Senyum Irisdina melebar saat adiknya mengangguk dengan penuh semangat.
Mazarinette menghembuskan napas berat seolah dia sudah menyerah, dan menunjuk ke pintu kamar.
"Aku punya kereta yang diparkir di luar. Awalnya disiapkan untuk membawa kalian berdua keluar dari sini. Gunakan itu."
"Terima kasih…"
Kedua saudara perempuan itu berlari keluar ruangan, berpegangan tangan.
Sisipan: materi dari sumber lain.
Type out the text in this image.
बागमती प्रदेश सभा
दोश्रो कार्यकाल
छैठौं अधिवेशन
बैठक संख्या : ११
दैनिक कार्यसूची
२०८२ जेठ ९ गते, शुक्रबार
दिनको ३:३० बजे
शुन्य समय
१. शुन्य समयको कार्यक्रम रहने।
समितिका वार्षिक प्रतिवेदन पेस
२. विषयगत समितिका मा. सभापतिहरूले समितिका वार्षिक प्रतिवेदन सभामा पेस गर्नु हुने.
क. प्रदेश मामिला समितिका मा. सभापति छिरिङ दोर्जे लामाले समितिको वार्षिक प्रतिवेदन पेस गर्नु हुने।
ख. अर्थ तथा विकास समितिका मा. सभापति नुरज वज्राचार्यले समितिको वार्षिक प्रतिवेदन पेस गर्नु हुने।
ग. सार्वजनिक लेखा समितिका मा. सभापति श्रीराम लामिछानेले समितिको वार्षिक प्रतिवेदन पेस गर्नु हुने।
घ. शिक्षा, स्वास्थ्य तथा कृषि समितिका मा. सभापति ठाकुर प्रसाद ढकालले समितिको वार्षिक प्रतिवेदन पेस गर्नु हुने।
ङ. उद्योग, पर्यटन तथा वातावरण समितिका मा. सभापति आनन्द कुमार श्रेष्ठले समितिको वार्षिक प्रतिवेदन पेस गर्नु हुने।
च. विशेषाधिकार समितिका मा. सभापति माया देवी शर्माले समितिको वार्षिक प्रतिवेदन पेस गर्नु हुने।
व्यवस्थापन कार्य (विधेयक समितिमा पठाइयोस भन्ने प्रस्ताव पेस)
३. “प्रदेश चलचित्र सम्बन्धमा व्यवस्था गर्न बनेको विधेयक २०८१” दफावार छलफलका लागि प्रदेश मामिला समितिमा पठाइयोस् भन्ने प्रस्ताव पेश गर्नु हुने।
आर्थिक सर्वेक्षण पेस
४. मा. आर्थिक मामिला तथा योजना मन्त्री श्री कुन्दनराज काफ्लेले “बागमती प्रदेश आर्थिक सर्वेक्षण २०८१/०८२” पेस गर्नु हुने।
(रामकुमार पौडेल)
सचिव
Setelah melihat mereka pergi, Mazarinette menutup matanya dan melihat ke langit.
Saat gadis-gadis itu menghilang di balik pintu, sihir yang menahan para pelayan terangkat.
Kedua pelayan, yang gagal menyelesaikan perintah tuannya, membungkuk dalam-dalam, menggigit bibir karena frustrasi atas ketidakmampuan mereka sendiri.
"Kami minta maaf, Guru."
"Tidak apa-apa, tidak apa-apa. Tidak apa-apa sekarang…"
Bagi Mazarinette, Irisdina dan Somia seperti anak perempuan.
Karena itu, dia bermaksud melindungi mereka. Dia pikir dia harus melindungi mereka.
Namun, keduanya yang dia anggap sebagai putrinya, sebelum dia menyadarinya, tidak lagi hanya untuk dilindungi.
"Mereka berpenampilan seperti wanita dewasa. Hanya ketika mereka berpisah barulah mereka menyadari perasaan mereka … Tidak, mereka sudah tahu bahwa mereka memilikinya."
Irisdina, khususnya, menyadari keunggulannya, tetapi lebih dari itu, sebagai manusia, dia memiliki sisi yang agak rapuh. Baginya, masih ada sisi dirinya yang terlihat tidak aman jika dia tidak memperhatikannya.
Namun, mereka bukanlah gadis kecil yang dikenal Mazarinette.
Mereka telah tumbuh sebagai wanita dan sebagai manusia, dan mereka telah membuat keputusan.
Mereka telah membuat keputusan, dengan pemikiran "demi orang yang mereka cintai", yang pernah mereka rangkul dan yang telah membawa mereka ke titik ini dalam hidup mereka.
"Jika demikian, hanya ada satu hal yang bisa aku lakukan. Yang bisa aku lakukan adalah menghilangkan kekhawatiran mereka, meskipun hanya sedikit … Kalian mengerti, bukan? Hubungi Nozomu dan Jihad-dono. "
""Ya…""
Pada saat yang sama, itu berarti bahwa gadis-gadis itu tidak lagi berada di tangan orang dewasa tempat mereka dibesarkan. Lalu tidak ada lagi yang bisa dikatakan.
Melihat dari jendela saat kereta melaju keluar dari mansion, Mazarinette mulai bergerak dengan cepat sambil merasakan kegembiraan dan kesepian.
Untuk menghubungkan jalur mereka dengan masa depan.